Dishes clattered to the floor in an aromatic explosion of broken crockery, crumbled pastry shells, and jellied fruit. The mess splattered not only Amelia and the servant but the gowns and legs of the nearest guests.
“Oh, I’m so sorry,” Amelia said, mortified.
It was her voice, rather than the sounds of culinary mischance, that caught her parents’ attention. Oblivious to the chaos around her, they each held one arm out, inviting her to dance in a threesome with them. Which would have been fine had she been three years old.
Amelia shook her head.
“Any likely prospects?” her mother called over to her.
Amelia hoped no one could guess what she was talking about, and once again shook her head.
Luckily, her parents believed in love at first sight and other such storybook conventions, so they didn’t press her to try harder.
Meanwhile, Amelia could see that Serafina had hurriedly invited the aged father of one of the princes to dance, and now Hagen was heading back in Amelia’s direction. Undeterred by the servants who had swarmed around her to clean up the spilled foodstuffs, he was closing in.
Her father, noticing where she was looking, winked at her, then swirled his wife around, all in perfect time to the music, blocking Hagen so that Amelia was able to make her escape.
There were six sets of doors leading outside, and she chose the closest. A little later into the summer, there would have been couples dancing out here, but this spring evening was a bit chilly for that. Even though there was light from the many doors to the ballroom and from lanterns affixed to poles, Amelia found herself blissfully alone.
Concerned that the probably perfectly nice (for someone else) but clumsy and boring Hagen might have noted her exit, she lifted the skirt of her gown up above her ankles and hurried
down one of the paths of the ornamental garden.

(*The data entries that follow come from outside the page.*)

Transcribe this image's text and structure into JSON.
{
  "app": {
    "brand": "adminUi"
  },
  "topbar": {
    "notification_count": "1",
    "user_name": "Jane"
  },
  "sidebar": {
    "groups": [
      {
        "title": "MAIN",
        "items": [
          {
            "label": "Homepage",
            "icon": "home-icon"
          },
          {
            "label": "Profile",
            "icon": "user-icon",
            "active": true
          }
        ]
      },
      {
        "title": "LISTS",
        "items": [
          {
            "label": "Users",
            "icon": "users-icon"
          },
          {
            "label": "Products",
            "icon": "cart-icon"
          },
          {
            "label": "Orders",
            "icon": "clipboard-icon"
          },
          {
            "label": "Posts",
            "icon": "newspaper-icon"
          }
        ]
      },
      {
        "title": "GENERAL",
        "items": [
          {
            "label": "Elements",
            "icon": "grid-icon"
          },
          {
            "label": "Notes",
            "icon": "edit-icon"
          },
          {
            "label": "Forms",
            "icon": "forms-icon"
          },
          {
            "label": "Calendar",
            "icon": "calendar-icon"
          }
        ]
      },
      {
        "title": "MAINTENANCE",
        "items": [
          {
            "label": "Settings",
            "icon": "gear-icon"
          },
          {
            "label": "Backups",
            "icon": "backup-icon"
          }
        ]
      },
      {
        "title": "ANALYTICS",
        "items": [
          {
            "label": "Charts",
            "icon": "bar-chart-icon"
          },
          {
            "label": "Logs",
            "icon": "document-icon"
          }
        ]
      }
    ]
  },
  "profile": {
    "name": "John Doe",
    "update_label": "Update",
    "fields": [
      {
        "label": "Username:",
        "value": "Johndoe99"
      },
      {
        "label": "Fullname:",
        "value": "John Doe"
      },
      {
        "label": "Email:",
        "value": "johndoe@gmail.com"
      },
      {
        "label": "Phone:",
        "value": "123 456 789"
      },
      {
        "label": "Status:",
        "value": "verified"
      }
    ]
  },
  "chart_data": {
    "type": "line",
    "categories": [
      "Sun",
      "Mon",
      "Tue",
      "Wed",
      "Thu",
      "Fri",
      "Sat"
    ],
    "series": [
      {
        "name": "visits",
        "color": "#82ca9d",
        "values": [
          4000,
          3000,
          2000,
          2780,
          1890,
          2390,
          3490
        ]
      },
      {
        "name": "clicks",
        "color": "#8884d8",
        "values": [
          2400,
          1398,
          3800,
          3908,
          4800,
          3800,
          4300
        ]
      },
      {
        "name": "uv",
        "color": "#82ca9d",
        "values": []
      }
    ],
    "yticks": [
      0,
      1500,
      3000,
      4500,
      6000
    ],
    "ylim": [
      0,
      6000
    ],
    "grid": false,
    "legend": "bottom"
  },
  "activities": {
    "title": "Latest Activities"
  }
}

So much had happened since she’d been in the garden with the botanist that morning. Just hours ago, Amelia had no worries beyond learning the Latin names and medicinal properties of the local plants; now she didn’t even linger to enjoy the scents. She kept moving, zigzagging through the gardens until she found herself by the river that formed the northern border of the park.

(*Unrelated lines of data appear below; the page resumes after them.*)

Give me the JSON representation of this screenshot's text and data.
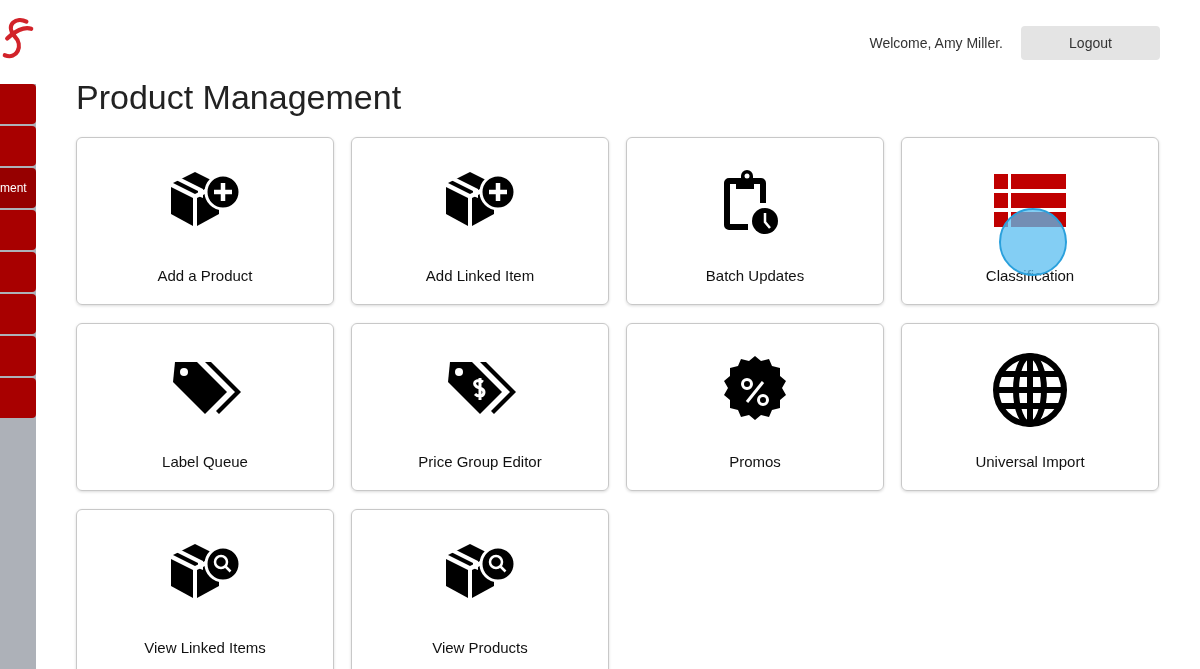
{
  "sidebar": {
    "items": [
      {
        "selected": false
      },
      {
        "selected": false
      },
      {
        "label": "ment",
        "selected": true
      },
      {
        "selected": false
      },
      {
        "selected": false
      },
      {
        "selected": false
      },
      {
        "selected": false
      },
      {
        "selected": false
      }
    ]
  },
  "header": {
    "welcome": "Welcome, Amy Miller.",
    "logout": "Logout"
  },
  "page": {
    "title": "Product Management"
  },
  "tiles": [
    {
      "label": "Add a Product",
      "kind": "add",
      "clicked": false
    },
    {
      "label": "Add Linked Item",
      "kind": "add",
      "clicked": false
    },
    {
      "label": "Batch Updates",
      "kind": "clipboard",
      "clicked": false
    },
    {
      "label": "Classification",
      "kind": "grid",
      "clicked": true
    },
    {
      "label": "Label Queue",
      "kind": "tags",
      "clicked": false
    },
    {
      "label": "Price Group Editor",
      "kind": "pricetags",
      "clicked": false
    },
    {
      "label": "Promos",
      "kind": "badge",
      "clicked": false
    },
    {
      "label": "Universal Import",
      "kind": "globe",
      "clicked": false
    },
    {
      "label": "View Linked Items",
      "kind": "search",
      "clicked": false
    },
    {
      "label": "View Products",
      "kind": "search",
      "clicked": false
    }
  ]
}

She flung herself onto one of the benches there and waited for her heart to stop thudding, listening intently for any sounds that might indicate a tiresome prince had followed her. All she could hear was the chirping of frogs and crickets. Not even the distant sound of music from the ball lingered in the air.
She rested her head on the back of the bench and looked up into the star-sprinkled sky. Slowly, Amelia gave way to feeling sorry for herself.

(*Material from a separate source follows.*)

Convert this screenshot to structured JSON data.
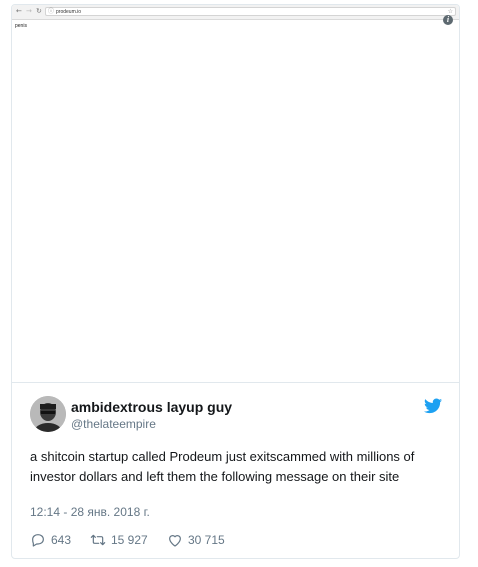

Maybe it was because the occasion had been a ball—and balls are meant to be bright and merry and lighthearted—but each of the princes to whom she’d spoken that night had seemed young and empty-headed.
Of course her parents had invited people her own age, so they not only seemed young, they were young.
But so was she.
Which left empty-headed.
Maybe it was expecting too much to hope that princes who were close to her age would want to discuss politics and world affairs and advances in science, but that was what interested her. She did not want to discuss hunting or horses or which prince could belch the loudest.
Amelia sighed.
Someone behind her—someone she hadn’t realized was there—said, “Star light, star bright …”
Amelia jumped.
But it wasn’t Hagen stepping out from the shadows, or any of the other princes or princesses from the ball. Nor was it any of the parents or servants. It was a little girl.
The girl couldn’t have stood any taller than Amelia’s shoulder, which would have made her about ten. Her features, however, seemed to be of an older girl.
The girl stood backed against one of the juniper bushes, looking as if she had just stepped out from its leafy depths. Or maybe she was ready to shrink directly into it, should Amelia speak crossly to her.